I don't think anything magical happens at 18 other than that you can legally get in trouble for your actions. It's not like a fairy waves a wand and suddenly you are magically mature. So I think he will continue to need guidance as he becomes fully independent. Right now he's still living at home. He's playing a lot of video games. He's smoking a lot of pot. He's making okay grades... but he's not attending class regularly. That might work in freshman classes at a community college. It's probably not going to work out if he ever takes classes of any rigor. Also, the habits he's forming right now, of staying up all night playing video games, smoking lots of pot, not attending class... these are not habits that translate well into becoming a functional adult who enters the working world at say 23 and gets a great good-paying job and is successful. If he is doing those things occasionally, like on the weekend, and during the week he is focused and attending class, working, and maybe on the weekend, he stays up all night playing video games on a Saturday and smokes a joint, or plays for a few hours on weekdays, not the end of the world. But I would look at overall patterns and yes I think he still needs parental guidance from what you have shared.

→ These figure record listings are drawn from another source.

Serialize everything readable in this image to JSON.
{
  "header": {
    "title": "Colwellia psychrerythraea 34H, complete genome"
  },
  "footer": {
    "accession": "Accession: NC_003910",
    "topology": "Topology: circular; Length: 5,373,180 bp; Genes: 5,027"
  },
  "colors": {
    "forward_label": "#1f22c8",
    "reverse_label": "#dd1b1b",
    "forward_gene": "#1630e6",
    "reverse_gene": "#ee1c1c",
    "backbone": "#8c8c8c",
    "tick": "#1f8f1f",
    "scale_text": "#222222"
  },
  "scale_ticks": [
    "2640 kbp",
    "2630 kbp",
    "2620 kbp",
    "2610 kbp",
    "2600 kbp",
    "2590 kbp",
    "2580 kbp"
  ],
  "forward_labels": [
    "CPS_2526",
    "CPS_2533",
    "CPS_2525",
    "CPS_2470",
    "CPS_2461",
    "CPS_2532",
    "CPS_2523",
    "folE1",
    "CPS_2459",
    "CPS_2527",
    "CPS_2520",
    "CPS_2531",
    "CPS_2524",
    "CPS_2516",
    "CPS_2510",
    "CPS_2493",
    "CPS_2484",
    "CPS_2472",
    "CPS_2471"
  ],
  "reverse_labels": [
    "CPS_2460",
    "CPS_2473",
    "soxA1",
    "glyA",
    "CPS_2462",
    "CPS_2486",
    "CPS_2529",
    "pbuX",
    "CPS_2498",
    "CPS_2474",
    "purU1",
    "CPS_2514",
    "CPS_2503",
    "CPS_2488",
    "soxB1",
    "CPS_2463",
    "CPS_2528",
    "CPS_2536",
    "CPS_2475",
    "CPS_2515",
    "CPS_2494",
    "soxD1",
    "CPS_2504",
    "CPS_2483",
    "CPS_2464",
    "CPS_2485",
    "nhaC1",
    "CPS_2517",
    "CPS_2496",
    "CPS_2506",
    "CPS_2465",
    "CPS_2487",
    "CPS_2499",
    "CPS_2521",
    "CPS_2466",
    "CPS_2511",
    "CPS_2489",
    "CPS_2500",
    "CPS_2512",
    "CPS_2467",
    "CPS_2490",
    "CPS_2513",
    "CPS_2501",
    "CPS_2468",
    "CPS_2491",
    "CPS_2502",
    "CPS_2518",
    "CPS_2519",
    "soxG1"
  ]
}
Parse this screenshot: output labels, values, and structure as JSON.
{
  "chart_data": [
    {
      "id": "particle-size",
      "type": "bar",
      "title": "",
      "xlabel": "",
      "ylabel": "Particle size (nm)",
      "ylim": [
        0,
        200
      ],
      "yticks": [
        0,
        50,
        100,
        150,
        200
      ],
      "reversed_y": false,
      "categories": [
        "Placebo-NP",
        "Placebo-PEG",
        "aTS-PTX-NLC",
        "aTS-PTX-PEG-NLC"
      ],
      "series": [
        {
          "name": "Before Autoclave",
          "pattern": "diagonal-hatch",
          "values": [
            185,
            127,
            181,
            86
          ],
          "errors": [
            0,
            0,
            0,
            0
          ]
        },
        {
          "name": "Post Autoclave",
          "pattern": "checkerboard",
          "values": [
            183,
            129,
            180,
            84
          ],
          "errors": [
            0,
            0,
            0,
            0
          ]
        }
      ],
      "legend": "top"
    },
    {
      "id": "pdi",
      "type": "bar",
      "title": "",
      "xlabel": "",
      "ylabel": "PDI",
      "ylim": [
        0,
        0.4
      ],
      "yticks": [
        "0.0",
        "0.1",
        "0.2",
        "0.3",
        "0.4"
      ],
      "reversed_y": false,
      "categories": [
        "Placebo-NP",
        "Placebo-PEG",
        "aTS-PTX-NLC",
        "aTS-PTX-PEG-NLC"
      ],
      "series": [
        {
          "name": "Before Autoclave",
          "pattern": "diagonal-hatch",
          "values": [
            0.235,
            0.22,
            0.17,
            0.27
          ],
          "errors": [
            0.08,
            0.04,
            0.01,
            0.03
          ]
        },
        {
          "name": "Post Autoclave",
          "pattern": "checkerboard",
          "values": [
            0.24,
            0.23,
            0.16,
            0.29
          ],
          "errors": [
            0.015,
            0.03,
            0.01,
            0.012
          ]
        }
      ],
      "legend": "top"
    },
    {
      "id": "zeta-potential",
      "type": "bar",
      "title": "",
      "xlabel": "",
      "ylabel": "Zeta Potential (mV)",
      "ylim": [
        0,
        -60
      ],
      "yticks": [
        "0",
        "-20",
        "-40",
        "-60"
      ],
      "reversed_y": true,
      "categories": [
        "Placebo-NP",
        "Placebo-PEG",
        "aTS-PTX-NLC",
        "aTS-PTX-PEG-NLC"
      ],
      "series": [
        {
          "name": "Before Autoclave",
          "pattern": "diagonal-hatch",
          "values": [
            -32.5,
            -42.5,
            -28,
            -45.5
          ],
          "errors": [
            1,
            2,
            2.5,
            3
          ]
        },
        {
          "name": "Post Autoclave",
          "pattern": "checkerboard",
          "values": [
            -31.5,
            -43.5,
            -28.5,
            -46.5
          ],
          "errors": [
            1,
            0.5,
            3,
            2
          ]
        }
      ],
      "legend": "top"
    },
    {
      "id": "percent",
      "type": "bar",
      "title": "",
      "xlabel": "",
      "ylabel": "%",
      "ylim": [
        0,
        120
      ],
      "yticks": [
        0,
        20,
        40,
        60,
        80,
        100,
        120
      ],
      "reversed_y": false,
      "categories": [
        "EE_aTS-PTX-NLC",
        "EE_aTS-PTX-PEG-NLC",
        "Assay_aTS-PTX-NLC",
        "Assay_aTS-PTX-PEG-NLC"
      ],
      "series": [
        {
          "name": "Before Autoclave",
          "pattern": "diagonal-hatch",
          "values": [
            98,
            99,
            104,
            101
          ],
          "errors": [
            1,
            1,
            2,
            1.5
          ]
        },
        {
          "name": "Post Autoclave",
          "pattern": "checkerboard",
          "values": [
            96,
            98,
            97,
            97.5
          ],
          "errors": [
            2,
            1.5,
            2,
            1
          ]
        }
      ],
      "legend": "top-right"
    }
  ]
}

If he's living at home with his parents and his parents are paying for his schooling, no, he is not an independent adult. He's a young adult in the process of becoming an independent adult.
If I was paying for my kid's college classes and he was skipping class regularly, I would take issue with that. First, he is not getting the full benefit of his education if he isn't bothering to show up for the lectures and, secondly, he is developing some really bad habits. He might be able to get away with that lackadaisical attitude in his freshman courses but it is going to catch up with him in his upper level courses.
Also, he absolutely should be telling you at the very minimum where he is going and when he expects to be home. That's basic common courtesy.
Despite anyone's feelings about the issue, 18 year-olds are legal adults. What more needs to be said?